How to get web traffic from Google

If you want to get your web page noticed but don’t want to spend a lot of money on advertising, your best bet is search engine optimization, or SEO. As of this writing, that mostly means understanding how Google ranks search hits, and adapting your web presence accordingly.

Historically, search engine results were ranked based on the frequency and proximity of keywords in the page text. But as the web grows, there are tons and tons of pages out there with the same or similar keywords. Any Google search on any remotely mainstream topic is going to return thousands and thousands of hits, most of which are useless to you. Another problem is that the keyword system is easy to game. Unscrupulous web designers can load up a page with invisible keywords repeated over and over, by putting them in the same color as the background off to the side of the page.

To make its results more useful, Google tries to rank its keyword-based search results in the order of their relevance. They do this using a complex proprietary algorithm called PageRank, the real heart of their search engine. One of PageRank’s most heavily weighted factors is the number of links pointing to a page. If more people link to your site, presumably that’s because it’s more useful or authoritative. PageRank also recursively factors in the number of links going into those pages that link to you.

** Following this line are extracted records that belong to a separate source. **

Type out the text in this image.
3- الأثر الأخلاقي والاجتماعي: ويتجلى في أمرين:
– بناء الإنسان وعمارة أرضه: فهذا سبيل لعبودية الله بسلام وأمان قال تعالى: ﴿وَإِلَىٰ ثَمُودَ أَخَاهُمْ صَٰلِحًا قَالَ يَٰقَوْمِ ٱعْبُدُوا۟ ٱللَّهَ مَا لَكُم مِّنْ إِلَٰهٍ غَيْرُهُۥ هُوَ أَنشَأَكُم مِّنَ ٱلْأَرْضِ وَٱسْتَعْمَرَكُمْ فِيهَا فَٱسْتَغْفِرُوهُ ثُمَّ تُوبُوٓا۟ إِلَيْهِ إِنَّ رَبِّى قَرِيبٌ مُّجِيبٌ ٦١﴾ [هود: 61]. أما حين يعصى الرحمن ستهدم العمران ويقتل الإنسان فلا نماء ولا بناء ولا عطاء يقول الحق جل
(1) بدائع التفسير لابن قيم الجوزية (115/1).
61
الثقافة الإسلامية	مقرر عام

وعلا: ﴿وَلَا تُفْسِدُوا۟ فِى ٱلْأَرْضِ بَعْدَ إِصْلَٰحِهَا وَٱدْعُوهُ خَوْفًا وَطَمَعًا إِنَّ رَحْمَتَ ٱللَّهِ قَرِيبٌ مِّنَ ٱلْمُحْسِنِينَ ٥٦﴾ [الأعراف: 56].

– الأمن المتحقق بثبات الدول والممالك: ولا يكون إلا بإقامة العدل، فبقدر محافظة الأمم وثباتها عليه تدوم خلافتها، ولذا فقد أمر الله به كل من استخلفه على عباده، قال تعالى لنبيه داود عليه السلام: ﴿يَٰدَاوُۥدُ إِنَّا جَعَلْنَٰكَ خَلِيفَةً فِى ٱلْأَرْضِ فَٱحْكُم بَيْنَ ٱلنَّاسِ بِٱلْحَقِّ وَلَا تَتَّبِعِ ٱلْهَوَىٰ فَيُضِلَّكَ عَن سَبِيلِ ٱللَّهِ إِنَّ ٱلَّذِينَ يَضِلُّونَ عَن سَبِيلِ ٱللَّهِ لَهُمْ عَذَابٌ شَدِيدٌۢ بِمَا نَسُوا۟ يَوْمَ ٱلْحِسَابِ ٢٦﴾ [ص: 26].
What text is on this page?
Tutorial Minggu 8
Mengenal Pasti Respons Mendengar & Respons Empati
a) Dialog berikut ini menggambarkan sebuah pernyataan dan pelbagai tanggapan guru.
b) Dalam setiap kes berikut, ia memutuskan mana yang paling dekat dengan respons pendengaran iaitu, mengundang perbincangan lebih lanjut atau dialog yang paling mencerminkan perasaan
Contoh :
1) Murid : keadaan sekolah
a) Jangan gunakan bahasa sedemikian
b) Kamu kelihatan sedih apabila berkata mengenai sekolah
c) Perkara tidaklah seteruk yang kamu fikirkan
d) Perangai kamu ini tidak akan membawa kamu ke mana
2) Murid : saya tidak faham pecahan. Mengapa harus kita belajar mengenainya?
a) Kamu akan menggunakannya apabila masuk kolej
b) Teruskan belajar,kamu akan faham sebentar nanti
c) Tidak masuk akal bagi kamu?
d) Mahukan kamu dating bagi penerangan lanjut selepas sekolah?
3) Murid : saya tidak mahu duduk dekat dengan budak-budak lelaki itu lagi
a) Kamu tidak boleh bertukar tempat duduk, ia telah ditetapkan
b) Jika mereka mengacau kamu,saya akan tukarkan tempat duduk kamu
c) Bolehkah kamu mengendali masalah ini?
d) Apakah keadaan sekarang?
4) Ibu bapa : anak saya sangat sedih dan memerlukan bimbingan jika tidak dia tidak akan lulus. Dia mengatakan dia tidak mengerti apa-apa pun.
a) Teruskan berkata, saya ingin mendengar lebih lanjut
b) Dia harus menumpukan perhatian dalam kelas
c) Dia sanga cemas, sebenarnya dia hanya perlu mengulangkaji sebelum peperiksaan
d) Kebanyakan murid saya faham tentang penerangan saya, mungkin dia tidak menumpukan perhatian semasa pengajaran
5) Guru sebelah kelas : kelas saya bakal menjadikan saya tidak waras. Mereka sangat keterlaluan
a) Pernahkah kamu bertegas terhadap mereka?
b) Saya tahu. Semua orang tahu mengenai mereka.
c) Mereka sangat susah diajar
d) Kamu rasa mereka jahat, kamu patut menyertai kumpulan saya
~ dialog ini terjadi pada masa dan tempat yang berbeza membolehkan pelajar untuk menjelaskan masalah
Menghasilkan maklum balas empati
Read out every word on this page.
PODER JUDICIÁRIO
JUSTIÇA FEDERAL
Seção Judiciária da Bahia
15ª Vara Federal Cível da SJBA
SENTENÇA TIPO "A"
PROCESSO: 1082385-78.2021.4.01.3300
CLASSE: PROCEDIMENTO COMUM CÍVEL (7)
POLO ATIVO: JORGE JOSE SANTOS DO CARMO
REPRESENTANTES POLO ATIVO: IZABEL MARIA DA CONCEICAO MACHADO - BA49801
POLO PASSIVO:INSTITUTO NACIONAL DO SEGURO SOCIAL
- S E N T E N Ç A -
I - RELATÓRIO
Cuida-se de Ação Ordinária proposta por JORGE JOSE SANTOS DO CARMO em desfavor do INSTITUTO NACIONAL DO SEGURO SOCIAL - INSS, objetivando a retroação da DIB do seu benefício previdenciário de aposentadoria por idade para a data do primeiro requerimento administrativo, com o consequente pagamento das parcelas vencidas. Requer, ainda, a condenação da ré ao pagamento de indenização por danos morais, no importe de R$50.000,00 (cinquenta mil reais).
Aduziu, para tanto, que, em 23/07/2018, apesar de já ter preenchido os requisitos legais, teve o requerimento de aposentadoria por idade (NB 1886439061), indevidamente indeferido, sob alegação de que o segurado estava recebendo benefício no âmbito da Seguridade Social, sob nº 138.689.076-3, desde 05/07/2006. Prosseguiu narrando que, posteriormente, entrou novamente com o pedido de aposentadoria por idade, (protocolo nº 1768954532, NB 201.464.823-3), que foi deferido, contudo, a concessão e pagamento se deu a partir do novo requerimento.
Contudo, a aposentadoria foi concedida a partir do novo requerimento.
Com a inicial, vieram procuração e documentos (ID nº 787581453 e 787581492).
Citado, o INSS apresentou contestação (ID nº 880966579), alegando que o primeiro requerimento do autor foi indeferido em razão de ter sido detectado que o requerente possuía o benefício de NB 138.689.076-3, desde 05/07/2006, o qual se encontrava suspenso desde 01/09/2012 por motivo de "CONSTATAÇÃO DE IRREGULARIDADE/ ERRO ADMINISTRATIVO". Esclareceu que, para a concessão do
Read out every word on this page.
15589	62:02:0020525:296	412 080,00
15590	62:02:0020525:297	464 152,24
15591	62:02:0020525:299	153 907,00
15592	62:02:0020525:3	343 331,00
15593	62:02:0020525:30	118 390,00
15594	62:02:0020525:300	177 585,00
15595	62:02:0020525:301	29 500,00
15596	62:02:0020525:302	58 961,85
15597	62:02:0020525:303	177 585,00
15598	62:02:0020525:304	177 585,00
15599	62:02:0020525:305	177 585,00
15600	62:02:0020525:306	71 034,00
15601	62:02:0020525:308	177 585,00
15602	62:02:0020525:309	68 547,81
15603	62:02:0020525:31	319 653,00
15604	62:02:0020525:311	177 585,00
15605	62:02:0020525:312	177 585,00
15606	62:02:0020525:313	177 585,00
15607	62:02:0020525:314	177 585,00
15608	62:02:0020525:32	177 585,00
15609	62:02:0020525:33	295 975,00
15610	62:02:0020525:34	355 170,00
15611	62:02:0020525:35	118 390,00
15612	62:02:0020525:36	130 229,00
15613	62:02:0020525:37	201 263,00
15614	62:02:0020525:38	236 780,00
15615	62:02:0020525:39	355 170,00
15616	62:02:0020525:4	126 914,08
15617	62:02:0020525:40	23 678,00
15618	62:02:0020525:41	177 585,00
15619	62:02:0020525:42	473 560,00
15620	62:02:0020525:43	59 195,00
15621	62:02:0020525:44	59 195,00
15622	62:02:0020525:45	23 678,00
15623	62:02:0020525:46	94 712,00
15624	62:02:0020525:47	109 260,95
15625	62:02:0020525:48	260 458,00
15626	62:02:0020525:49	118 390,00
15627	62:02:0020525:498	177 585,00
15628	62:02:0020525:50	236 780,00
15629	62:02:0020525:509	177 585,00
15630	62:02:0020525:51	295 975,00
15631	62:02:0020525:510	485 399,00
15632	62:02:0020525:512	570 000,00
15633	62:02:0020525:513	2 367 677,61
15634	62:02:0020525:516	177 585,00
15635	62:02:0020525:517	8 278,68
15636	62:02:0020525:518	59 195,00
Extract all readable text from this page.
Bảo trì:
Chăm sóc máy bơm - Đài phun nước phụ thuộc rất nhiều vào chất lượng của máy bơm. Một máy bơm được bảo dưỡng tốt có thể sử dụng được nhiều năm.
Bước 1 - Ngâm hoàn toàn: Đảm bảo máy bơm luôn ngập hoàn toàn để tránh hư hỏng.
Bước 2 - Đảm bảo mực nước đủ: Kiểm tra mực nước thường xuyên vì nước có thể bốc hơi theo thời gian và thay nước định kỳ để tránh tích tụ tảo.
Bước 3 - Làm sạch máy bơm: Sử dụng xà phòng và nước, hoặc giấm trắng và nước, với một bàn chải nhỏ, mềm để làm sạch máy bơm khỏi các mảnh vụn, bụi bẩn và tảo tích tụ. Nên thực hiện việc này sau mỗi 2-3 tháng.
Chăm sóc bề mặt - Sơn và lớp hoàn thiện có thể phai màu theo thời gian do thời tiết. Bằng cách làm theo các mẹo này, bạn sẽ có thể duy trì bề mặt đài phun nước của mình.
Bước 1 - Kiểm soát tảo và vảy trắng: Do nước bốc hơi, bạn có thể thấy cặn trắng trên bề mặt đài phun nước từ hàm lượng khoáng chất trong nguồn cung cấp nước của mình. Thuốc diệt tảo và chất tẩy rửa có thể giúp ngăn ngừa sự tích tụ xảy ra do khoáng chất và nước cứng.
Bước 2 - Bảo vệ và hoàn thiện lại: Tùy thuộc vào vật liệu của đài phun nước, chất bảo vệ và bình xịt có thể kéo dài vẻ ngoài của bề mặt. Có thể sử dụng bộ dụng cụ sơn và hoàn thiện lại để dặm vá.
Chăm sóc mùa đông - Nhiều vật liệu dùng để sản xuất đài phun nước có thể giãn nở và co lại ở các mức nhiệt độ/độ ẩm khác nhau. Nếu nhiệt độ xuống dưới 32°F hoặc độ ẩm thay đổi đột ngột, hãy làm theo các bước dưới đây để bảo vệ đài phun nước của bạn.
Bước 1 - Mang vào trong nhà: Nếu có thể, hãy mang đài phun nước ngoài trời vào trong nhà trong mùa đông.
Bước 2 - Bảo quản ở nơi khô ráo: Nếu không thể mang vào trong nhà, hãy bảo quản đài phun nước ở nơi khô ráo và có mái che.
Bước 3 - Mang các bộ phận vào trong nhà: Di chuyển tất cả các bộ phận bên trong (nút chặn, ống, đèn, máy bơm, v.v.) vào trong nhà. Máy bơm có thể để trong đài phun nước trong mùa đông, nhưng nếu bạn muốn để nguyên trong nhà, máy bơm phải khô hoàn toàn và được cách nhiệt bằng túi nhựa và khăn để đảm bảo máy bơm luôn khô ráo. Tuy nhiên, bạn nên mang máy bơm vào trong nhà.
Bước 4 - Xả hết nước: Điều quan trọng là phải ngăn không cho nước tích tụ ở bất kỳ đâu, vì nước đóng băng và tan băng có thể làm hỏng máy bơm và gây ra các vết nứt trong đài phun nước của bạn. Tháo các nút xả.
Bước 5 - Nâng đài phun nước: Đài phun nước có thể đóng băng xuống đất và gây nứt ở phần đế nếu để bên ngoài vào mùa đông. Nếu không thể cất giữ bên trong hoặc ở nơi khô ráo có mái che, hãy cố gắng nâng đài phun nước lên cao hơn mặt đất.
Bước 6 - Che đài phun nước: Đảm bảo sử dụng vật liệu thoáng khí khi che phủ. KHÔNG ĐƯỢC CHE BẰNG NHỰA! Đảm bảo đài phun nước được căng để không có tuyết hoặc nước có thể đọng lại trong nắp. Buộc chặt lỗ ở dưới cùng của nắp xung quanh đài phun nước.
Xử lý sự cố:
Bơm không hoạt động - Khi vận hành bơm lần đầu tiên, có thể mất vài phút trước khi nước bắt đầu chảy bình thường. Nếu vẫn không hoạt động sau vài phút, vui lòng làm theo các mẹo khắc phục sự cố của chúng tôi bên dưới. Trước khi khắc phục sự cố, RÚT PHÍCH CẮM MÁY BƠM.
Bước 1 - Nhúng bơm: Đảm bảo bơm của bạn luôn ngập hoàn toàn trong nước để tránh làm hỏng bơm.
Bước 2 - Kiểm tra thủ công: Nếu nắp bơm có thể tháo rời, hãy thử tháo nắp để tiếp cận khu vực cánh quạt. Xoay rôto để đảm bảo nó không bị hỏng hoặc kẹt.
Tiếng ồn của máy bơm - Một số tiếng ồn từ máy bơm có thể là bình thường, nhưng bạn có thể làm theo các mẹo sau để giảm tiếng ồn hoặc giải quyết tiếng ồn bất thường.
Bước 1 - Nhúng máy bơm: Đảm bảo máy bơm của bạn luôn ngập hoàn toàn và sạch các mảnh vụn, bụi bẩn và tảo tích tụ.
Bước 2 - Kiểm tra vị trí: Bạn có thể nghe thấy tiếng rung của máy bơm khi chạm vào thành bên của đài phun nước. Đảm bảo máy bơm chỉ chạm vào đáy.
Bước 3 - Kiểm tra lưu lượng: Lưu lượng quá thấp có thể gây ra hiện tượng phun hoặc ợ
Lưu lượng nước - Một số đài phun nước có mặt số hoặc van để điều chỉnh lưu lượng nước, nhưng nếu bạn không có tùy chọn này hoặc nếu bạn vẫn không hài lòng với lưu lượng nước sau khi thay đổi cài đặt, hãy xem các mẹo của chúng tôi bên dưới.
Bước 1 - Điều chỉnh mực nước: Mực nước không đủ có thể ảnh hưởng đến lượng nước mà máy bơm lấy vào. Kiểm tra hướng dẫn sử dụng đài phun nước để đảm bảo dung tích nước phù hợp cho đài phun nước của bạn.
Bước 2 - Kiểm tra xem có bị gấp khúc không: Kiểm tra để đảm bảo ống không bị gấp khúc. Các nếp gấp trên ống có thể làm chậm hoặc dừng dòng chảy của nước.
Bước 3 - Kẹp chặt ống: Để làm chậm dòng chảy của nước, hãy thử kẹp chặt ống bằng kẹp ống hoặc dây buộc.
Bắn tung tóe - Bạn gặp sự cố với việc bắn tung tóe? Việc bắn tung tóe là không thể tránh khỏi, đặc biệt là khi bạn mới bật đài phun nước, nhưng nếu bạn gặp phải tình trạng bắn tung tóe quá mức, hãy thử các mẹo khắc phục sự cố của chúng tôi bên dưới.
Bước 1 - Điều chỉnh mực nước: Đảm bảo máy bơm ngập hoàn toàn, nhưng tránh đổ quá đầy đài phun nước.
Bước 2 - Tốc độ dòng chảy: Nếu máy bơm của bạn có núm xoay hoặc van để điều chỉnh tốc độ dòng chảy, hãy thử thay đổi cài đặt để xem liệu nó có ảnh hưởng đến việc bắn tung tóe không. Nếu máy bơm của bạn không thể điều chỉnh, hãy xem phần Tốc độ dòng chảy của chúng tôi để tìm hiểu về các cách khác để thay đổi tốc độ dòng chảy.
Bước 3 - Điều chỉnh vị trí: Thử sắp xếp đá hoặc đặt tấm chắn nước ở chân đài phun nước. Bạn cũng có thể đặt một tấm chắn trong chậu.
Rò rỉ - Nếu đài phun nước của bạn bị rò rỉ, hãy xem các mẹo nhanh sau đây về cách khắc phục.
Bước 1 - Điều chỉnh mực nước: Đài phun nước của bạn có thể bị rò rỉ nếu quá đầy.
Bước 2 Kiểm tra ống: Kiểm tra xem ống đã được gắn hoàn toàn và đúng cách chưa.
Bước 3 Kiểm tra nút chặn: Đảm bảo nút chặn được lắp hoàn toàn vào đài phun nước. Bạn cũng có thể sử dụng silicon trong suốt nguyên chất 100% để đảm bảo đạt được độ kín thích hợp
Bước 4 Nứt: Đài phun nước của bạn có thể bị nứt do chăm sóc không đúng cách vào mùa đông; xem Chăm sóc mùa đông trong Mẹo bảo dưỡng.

So the key to a higher Google rank is getting other pages to link to you. The question is, how do you get those precious inbound links?

The first step is to do a lot of linking to yourself. Using blogs, Twitter, Delicious, Flickr and other social networks, you can link to your own site with impunity. A single Twitter post is a full-fledged web page unto itself and any links within it count just as much toward your Google PageRank as any other.

Internal links from one page within your web site to another all count towards your PageRank total. This is why blogs are so great for SEO. They create tons of internal links automatically: tags, categories, previous/next post links, and so on. WordPress users can get even more SEO benefit from plugins like Random Posts, Calendar and Most Commented.

Another way to get your URL out there is to comment on other people’s blogs. Nearly all blog platforms give you a chance to add a link to yourself when you post a comment. This SEO strategy has given rise to the automated blog-commenting spambot, a program that generates a human-seeming comment from keywords in your site with a link back to some online vitamin seller or what have you.

In addition to links, you still need to make sure your keywords are in place in your page copy. What search terms are people likely to use when looking for your site? Put yourself in the shoes of a stranger out there on the internet. Do some Google searches in character as this stranger. Make sure the phrases that you’re searching with appear verbatim in your page text.

Freshness of content matters too. Google ranks newer material higher than older material. This is yet another reason why blogs are better than static web sites for getting yourself noticed. Twitter is even better for keeping your presence up-to-date.

Plain-English URLs and page titles help too. Notice that the addresses of the posts in this blog spell out what the post is about. If your page titles and URLs give some indication of what’s on the page, that helps both humans and the Google robots identify them properly.

SEO companies have all sorts of esoteric methods and tricks, technical stuff like alt tags and XML sitemaps. By all means, try these things, they can’t hurt and might marginally help. But fundamentally, SEO is all about having well-written content that’s genuinely useful or interesting to other people, and having lots of links pointing at your site. These more basic approaches take time and effort, but ultimately, they really work.